“I thought college students were supposed to be happy and carefree,” said the middle-aged woman to her husband as they sit in the JC with their son after a morning tour. “They all look miserable.”

She looks around the atrium, looking at the faces that crowd through the lines at the register and heading down the stairs and I can’t blame her for making such a blunt comment.

From where I sit, I can spy at least seven furrowed brows, eight crossed arms and dozens of eyes cast to the floor. Happy or pleasant looking faces run in the minority and it is no wonder that visitors find the mid-day Mason lunch rush to be a miserable experience.

But this is not some call to arms to smile more at the people you walk by or say thank you to the person swiping your Mason ID for expensive sushi. This is an acknowledgment of the fact that college might not be the happiest time of your life.

“Happy” is defined as feeling or showing pleasure or contentment. That is quite possibly the last thing that college is.

College is a lot of things; institutionalized competition for the longest list of accomplishments, the systematic collection of tests that decide a grade point average and the separation from home in order to find necessary adulthood independence. But college is not an inherently happy experience.

Happiness is not something that justs present itself. It exists on the last page of the fifty-page reading you have to do by tomorrow morning, the paper you have been procrastinating all week, the six a.m. practice you are dreading and the event you volunteered to work on Saturday morning.

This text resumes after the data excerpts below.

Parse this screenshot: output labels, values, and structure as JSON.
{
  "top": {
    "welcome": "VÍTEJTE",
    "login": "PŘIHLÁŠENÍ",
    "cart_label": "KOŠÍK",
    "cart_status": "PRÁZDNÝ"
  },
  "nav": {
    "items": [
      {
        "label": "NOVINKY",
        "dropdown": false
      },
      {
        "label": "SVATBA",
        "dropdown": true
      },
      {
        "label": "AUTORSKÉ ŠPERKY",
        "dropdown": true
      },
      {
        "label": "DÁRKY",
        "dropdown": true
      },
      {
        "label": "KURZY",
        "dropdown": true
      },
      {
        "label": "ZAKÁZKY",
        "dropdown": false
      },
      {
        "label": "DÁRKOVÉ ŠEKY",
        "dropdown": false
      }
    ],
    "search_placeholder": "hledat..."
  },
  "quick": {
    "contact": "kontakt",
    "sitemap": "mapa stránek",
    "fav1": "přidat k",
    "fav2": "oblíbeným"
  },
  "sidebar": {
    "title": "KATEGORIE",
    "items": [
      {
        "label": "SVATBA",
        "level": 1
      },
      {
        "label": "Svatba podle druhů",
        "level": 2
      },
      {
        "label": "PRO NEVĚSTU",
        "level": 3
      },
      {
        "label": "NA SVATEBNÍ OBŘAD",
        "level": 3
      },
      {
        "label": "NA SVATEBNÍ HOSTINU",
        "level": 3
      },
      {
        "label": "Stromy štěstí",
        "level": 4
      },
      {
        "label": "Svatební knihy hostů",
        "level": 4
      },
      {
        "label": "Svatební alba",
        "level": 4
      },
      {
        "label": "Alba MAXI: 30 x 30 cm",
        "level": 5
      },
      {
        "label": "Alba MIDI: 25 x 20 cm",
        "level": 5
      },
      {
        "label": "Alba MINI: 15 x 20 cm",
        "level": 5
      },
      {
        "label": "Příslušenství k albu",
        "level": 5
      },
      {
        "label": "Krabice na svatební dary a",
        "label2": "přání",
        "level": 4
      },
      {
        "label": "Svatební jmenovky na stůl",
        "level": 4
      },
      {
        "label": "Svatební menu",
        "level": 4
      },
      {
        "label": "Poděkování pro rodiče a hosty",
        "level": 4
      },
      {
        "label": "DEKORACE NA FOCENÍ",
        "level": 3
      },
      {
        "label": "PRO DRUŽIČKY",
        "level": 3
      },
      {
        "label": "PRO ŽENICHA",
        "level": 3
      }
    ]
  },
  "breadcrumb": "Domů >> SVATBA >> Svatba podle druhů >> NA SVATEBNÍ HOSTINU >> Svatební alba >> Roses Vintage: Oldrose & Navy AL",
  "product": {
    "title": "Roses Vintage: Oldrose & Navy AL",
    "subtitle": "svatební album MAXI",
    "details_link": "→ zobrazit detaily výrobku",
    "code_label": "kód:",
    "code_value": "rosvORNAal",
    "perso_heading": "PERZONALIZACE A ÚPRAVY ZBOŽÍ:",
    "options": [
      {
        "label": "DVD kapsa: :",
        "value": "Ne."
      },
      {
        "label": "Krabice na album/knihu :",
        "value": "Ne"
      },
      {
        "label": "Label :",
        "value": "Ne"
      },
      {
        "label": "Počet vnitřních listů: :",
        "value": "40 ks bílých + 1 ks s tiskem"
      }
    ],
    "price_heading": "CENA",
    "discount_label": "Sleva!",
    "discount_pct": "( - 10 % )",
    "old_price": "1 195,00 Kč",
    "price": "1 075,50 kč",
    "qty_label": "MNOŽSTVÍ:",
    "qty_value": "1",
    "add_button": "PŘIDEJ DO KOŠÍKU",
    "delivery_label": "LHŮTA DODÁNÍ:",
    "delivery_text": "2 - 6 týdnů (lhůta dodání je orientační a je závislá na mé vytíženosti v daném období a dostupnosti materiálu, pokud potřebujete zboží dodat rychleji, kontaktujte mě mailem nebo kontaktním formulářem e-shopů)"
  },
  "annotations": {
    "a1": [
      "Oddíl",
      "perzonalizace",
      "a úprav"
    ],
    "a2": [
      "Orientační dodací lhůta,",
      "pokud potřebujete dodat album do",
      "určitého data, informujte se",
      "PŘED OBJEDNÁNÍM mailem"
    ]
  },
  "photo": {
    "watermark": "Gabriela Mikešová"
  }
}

College is an environment that places happiness on the other side of the commitments and responsibilities that accompany our to do lists.

This is not to say that college is somehow devoid of happiness, it just means that we must work a little harder to derive happiness from the work that we do while finding sources of happiness that can stand alone.

“Give them a break, honey. It’s a Saturday morning,”

He’s right. Give us a break. But that starts by giving ourselves a break, because despite popular perception, stretching yourself to where your resume is as long as your research papers is not healthy.

In high school, I was cast in this one act play titled “The Last Day at Whoopee Kingdom.” I’ll save you the gritty and embarrassing details, but the slogan of the satirical play was this: Excellence plus imagination equals maximum fun for all.

Ultimately, we are not as busy as we think we are, which means that we are not as stressed as we think we should be. Find ways to maximize your happiness—make lists, prioritize, learn to say no and be responsible.

These are supposed to be the best years of our lives, but they are certainly not the most fun. But that doesn’t mean there isn’t room to change.